Justiça do RJ proíbe Globo de exibir documentos de investigações sobre Flávio Bolsonaro


Foto: Pedro França Agência Senado
A pedido da defesa do senador Flávio Bolsonaro (Republicanos-RJ), a Justiça do Rio expediu liminar nesta sexta-feira (4) proibindo a TV Globo de exibir em suas reportagens documentos sigilosos de investigações sobre o político.
A decisão, sigilosa, é da juíza de primeira instância Cristina Feijó. A TV Globo ainda não se pronunciou a respeito.

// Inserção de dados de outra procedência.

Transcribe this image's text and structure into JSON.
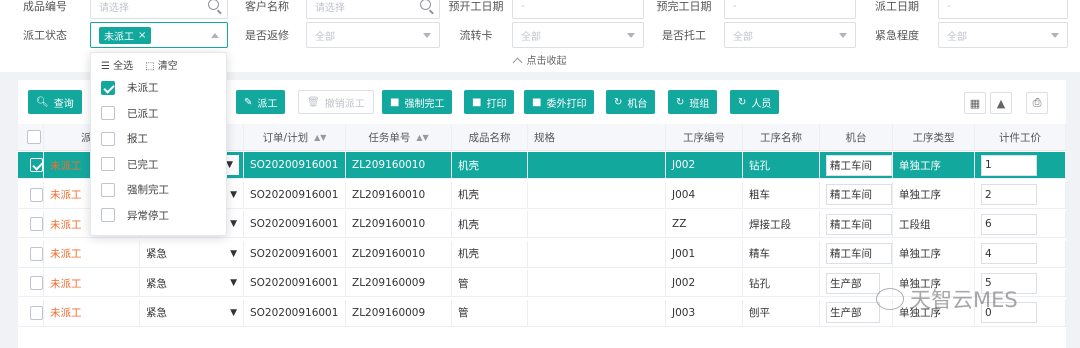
{
  "filters": {
    "row1": [
      {
        "label": "成品编号",
        "placeholder": "请选择",
        "icon": "search-icon"
      },
      {
        "label": "客户名称",
        "placeholder": "请选择",
        "icon": "search-icon"
      },
      {
        "label": "预开工日期",
        "placeholder": "-"
      },
      {
        "label": "预完工日期",
        "placeholder": "-"
      },
      {
        "label": "派工日期",
        "placeholder": "-"
      }
    ],
    "row2": [
      {
        "label": "派工状态",
        "tag": "未派工",
        "tag_close": "×"
      },
      {
        "label": "是否返修",
        "value": "全部"
      },
      {
        "label": "流转卡",
        "value": "全部"
      },
      {
        "label": "是否托工",
        "value": "全部"
      },
      {
        "label": "紧急程度",
        "value": "全部"
      }
    ],
    "collapse_label": "点击收起"
  },
  "status_dropdown": {
    "select_all": "全选",
    "clear": "清空",
    "options": [
      {
        "label": "未派工",
        "checked": true
      },
      {
        "label": "已派工",
        "checked": false
      },
      {
        "label": "报工",
        "checked": false
      },
      {
        "label": "已完工",
        "checked": false
      },
      {
        "label": "强制完工",
        "checked": false
      },
      {
        "label": "异常停工",
        "checked": false
      }
    ]
  },
  "toolbar": {
    "query": "查询",
    "dispatch": "派工",
    "cancel_dispatch": "撤销派工",
    "force_complete": "强制完工",
    "print": "打印",
    "outsource_print": "委外打印",
    "machine": "机台",
    "team": "班组",
    "staff": "人员"
  },
  "table": {
    "headers": [
      "派工",
      "",
      "订单/计划",
      "任务单号",
      "成品名称",
      "规格",
      "工序编号",
      "工序名称",
      "机台",
      "工序类型",
      "计件工价"
    ],
    "rows": [
      {
        "status": "未派工",
        "urgency": "",
        "order": "SO20200916001",
        "task": "ZL209160010",
        "product": "机壳",
        "spec": "",
        "proc_no": "J002",
        "proc_name": "钻孔",
        "machine": "精工车间",
        "proc_type": "单独工序",
        "price": "1",
        "selected": true
      },
      {
        "status": "未派工",
        "urgency": "",
        "order": "SO20200916001",
        "task": "ZL209160010",
        "product": "机壳",
        "spec": "",
        "proc_no": "J004",
        "proc_name": "粗车",
        "machine": "精工车间",
        "proc_type": "单独工序",
        "price": "2",
        "selected": false
      },
      {
        "status": "未派工",
        "urgency": "",
        "order": "SO20200916001",
        "task": "ZL209160010",
        "product": "机壳",
        "spec": "",
        "proc_no": "ZZ",
        "proc_name": "焊接工段",
        "machine": "精工车间",
        "proc_type": "工段组",
        "price": "6",
        "selected": false
      },
      {
        "status": "未派工",
        "urgency": "紧急",
        "order": "SO20200916001",
        "task": "ZL209160010",
        "product": "机壳",
        "spec": "",
        "proc_no": "J001",
        "proc_name": "精车",
        "machine": "精工车间",
        "proc_type": "单独工序",
        "price": "4",
        "selected": false
      },
      {
        "status": "未派工",
        "urgency": "紧急",
        "order": "SO20200916001",
        "task": "ZL209160009",
        "product": "管",
        "spec": "",
        "proc_no": "J002",
        "proc_name": "钻孔",
        "machine": "生产部",
        "proc_type": "单独工序",
        "price": "5",
        "selected": false
      },
      {
        "status": "未派工",
        "urgency": "紧急",
        "order": "SO20200916001",
        "task": "ZL209160009",
        "product": "管",
        "spec": "",
        "proc_no": "J003",
        "proc_name": "刨平",
        "machine": "生产部",
        "proc_type": "单独工序",
        "price": "0",
        "selected": false
      }
    ]
  },
  "watermark": "天智云MES",
  "accent_color": "#13a89e",
  "status_color": "#f56c2d"
}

Flávio Bolsonaro é suspeito de liderar um esquema de “rachadinha” em seu antigo gabinete na Assembleia Legislativa do Rio, onde foi deputado até o início de 2019.

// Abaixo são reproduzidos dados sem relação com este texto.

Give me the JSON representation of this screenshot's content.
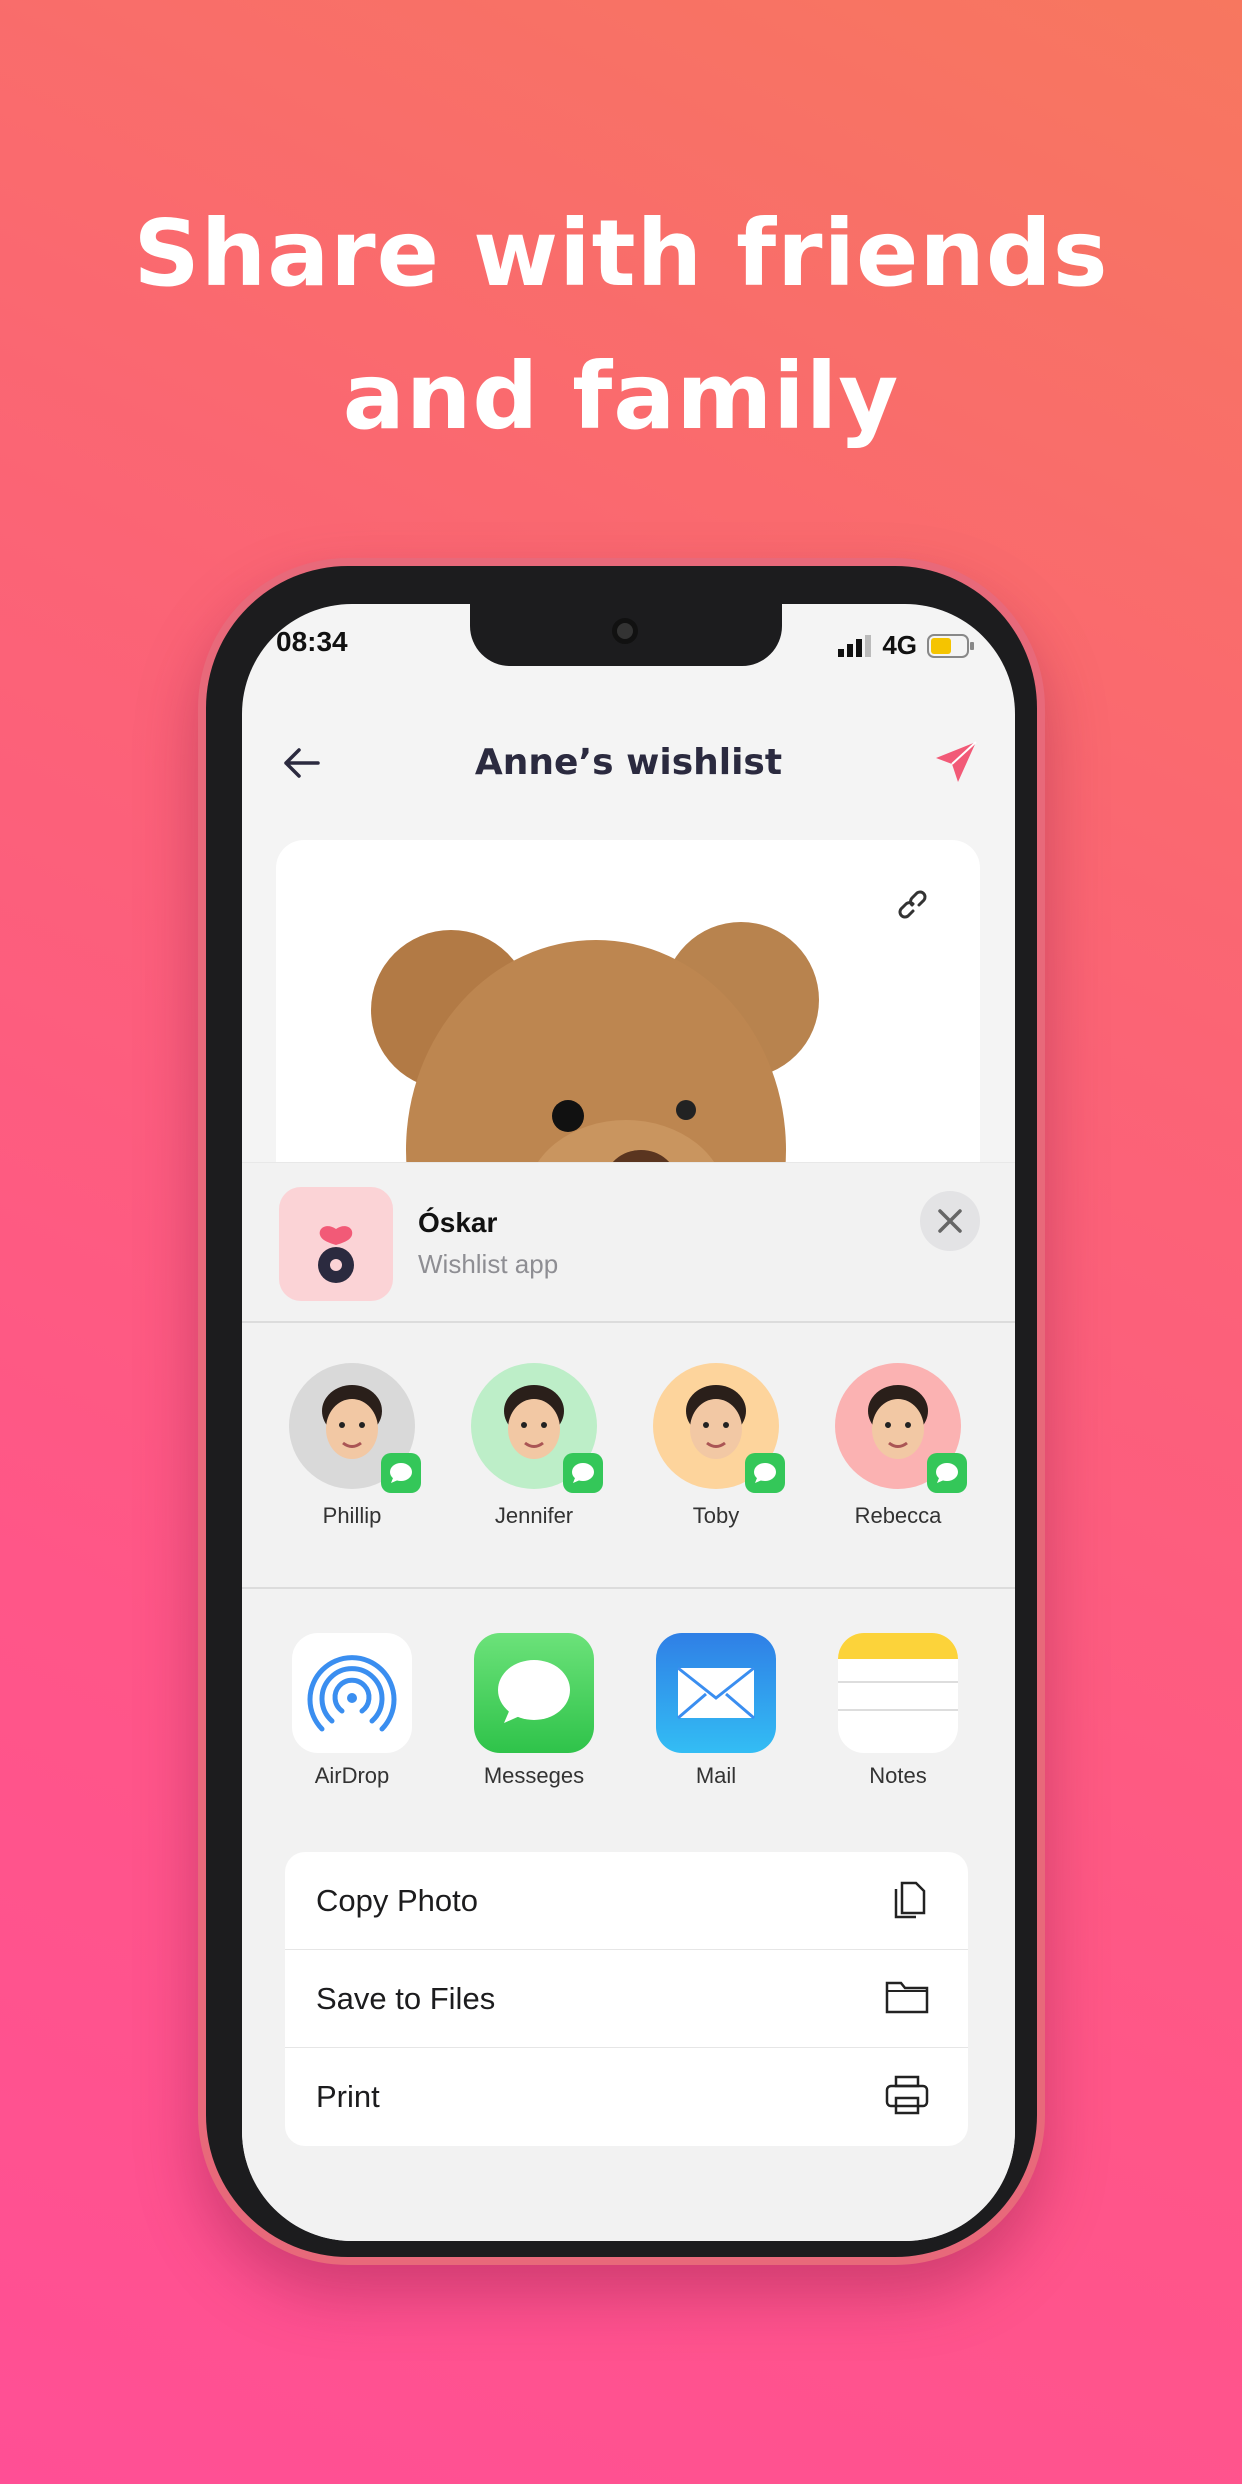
{
  "headline": {
    "line1": "Share with friends",
    "line2": "and family"
  },
  "status_bar": {
    "time": "08:34",
    "network": "4G",
    "battery_level": 0.5
  },
  "header": {
    "title": "Anne’s wishlist",
    "back_icon": "arrow-left-icon",
    "share_icon": "paper-plane-icon",
    "accent": "#f25a77"
  },
  "card": {
    "link_icon": "link-icon",
    "image": "teddy-bear"
  },
  "share_sheet": {
    "app_name": "Óskar",
    "app_subtitle": "Wishlist app",
    "contacts": [
      {
        "name": "Phillip",
        "bg": "#d9d9d9"
      },
      {
        "name": "Jennifer",
        "bg": "#bdeec8"
      },
      {
        "name": "Toby",
        "bg": "#fdd49c"
      },
      {
        "name": "Rebecca",
        "bg": "#fbb2b2"
      }
    ],
    "apps": [
      {
        "label": "AirDrop",
        "icon": "airdrop-icon"
      },
      {
        "label": "Messeges",
        "icon": "messages-icon"
      },
      {
        "label": "Mail",
        "icon": "mail-icon"
      },
      {
        "label": "Notes",
        "icon": "notes-icon"
      }
    ],
    "actions": [
      {
        "label": "Copy Photo",
        "icon": "copy-icon"
      },
      {
        "label": "Save to Files",
        "icon": "folder-icon"
      },
      {
        "label": "Print",
        "icon": "printer-icon"
      }
    ]
  }
}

Em publicação em rede social na noite desta sexta, o senador comemorou a decisão e deu parabéns a sua defesa. Seu advogado, Rodrigo Roca, não vai se manifestar a respeito.
“Acabo de ganhar liminar impedindo a #globolixo de publicar qualquer documento do meu procedimento sigiloso. Não tenho nada a esconder e expliquei tudo nos autos, mas as narrativas que parte da imprensa inventa para desgastar minha imagem e a do Presidente @jairmessiasbolsonaro são criminosas.”

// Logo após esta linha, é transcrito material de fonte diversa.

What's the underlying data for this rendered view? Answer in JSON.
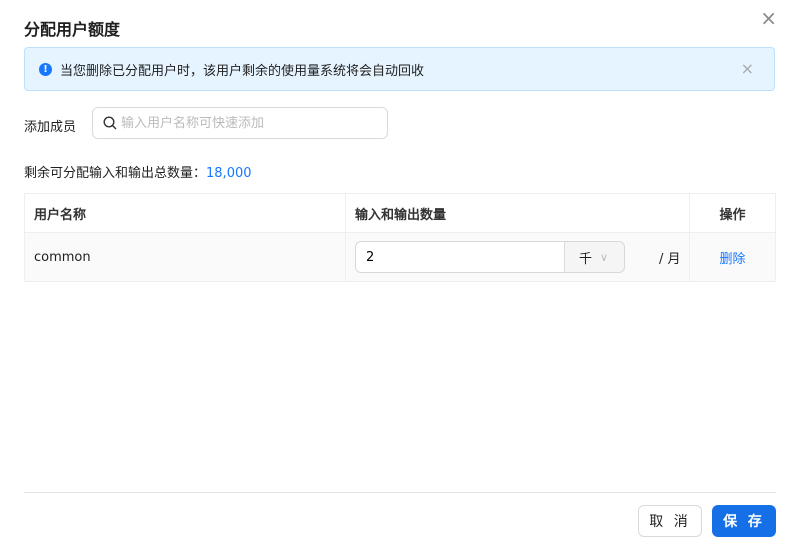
{
  "dialog": {
    "title": "分配用户额度",
    "close_icon": "×"
  },
  "alert": {
    "text": "当您删除已分配用户时，该用户剩余的使用量系统将会自动回收",
    "icon": "!",
    "close": "×"
  },
  "add_member": {
    "label": "添加成员",
    "placeholder": "输入用户名称可快速添加"
  },
  "remaining": {
    "label": "剩余可分配输入和输出总数量：",
    "value": "18,000"
  },
  "table": {
    "headers": [
      "用户名称",
      "输入和输出数量",
      "操作"
    ],
    "rows": [
      {
        "name": "common",
        "amount": "2",
        "unit": "千",
        "period": "/ 月",
        "action": "删除"
      }
    ]
  },
  "footer": {
    "cancel": "取 消",
    "save": "保 存"
  }
}
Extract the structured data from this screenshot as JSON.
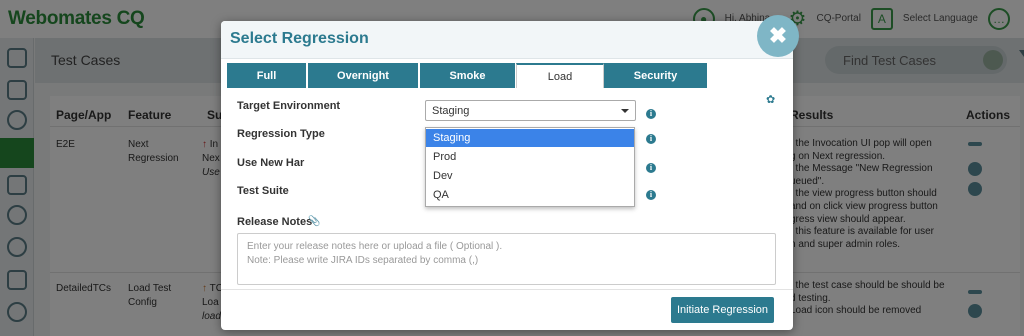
{
  "app": {
    "logo": "Webomates CQ",
    "user": "Hi, Abhina...",
    "portal": "CQ-Portal",
    "language": "Select Language"
  },
  "page": {
    "title": "Test Cases",
    "search_placeholder": "Find Test Cases"
  },
  "table": {
    "headers": [
      "Page/App",
      "Feature",
      "Su",
      "Results",
      "Actions"
    ],
    "rows": [
      {
        "page": "E2E",
        "feature": [
          "Next",
          "Regression"
        ],
        "summary": [
          "In",
          "Nex",
          "Use"
        ],
        "results": [
          "t the Invocation UI pop will open",
          "g on Next regression.",
          "t the Message \"New Regression",
          "ueued\".",
          "t the view progress button should",
          "and on click view progress button",
          "gress view should appear.",
          "t this feature is available for user",
          "n and super admin roles."
        ]
      },
      {
        "page": "DetailedTCs",
        "feature": [
          "Load Test",
          "Config"
        ],
        "summary": [
          "TC",
          "Loa",
          "load"
        ],
        "results": [
          "t the test case should be should be",
          "d testing.",
          "Load icon should be removed"
        ]
      }
    ]
  },
  "modal": {
    "title": "Select Regression",
    "close": "✖",
    "tabs": [
      {
        "label": "Full",
        "active": false
      },
      {
        "label": "Overnight",
        "active": false
      },
      {
        "label": "Smoke",
        "active": false
      },
      {
        "label": "Load",
        "active": true
      },
      {
        "label": "Security",
        "active": false
      }
    ],
    "fields": {
      "target_environment": "Target Environment",
      "regression_type": "Regression Type",
      "use_new_har": "Use New Har",
      "test_suite": "Test Suite"
    },
    "environment_select": {
      "value": "Staging",
      "options": [
        "Staging",
        "Prod",
        "Dev",
        "QA"
      ],
      "highlighted": "Staging"
    },
    "release_notes": {
      "label": "Release Notes",
      "placeholder_line1": "Enter your release notes here or upload a file ( Optional ).",
      "placeholder_line2": "Note: Please write JIRA IDs separated by comma (,)"
    },
    "primary_button": "Initiate Regression"
  },
  "colors": {
    "brand_green": "#2a8c3a",
    "accent_teal": "#2c7a8f",
    "dropdown_highlight": "#3b83e8",
    "close_button": "#7fb6c6"
  }
}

Flávio publicou uma imagem com o logo da TV Globo em uma lixeira e escreveu também: “Juíza entendeu que isso é altamente lesivo à minha defesa. Querer atribuir a mim conduta ilícita, sem o devido processo legal, configura ofensa passível, inclusive, de reparação.”
Em nota, a ANJ (Associação Nacional de Jornais) afirmou que “qualquer tipo de censura é terminantemente vedada pela Constituição e, além de atentar contra a liberdade de imprensa, cerceia o direito da sociedade de ser livremente informada”.
“Isso é ainda mais grave quando se tratam de informações de evidente interesse público”, declarou a associação.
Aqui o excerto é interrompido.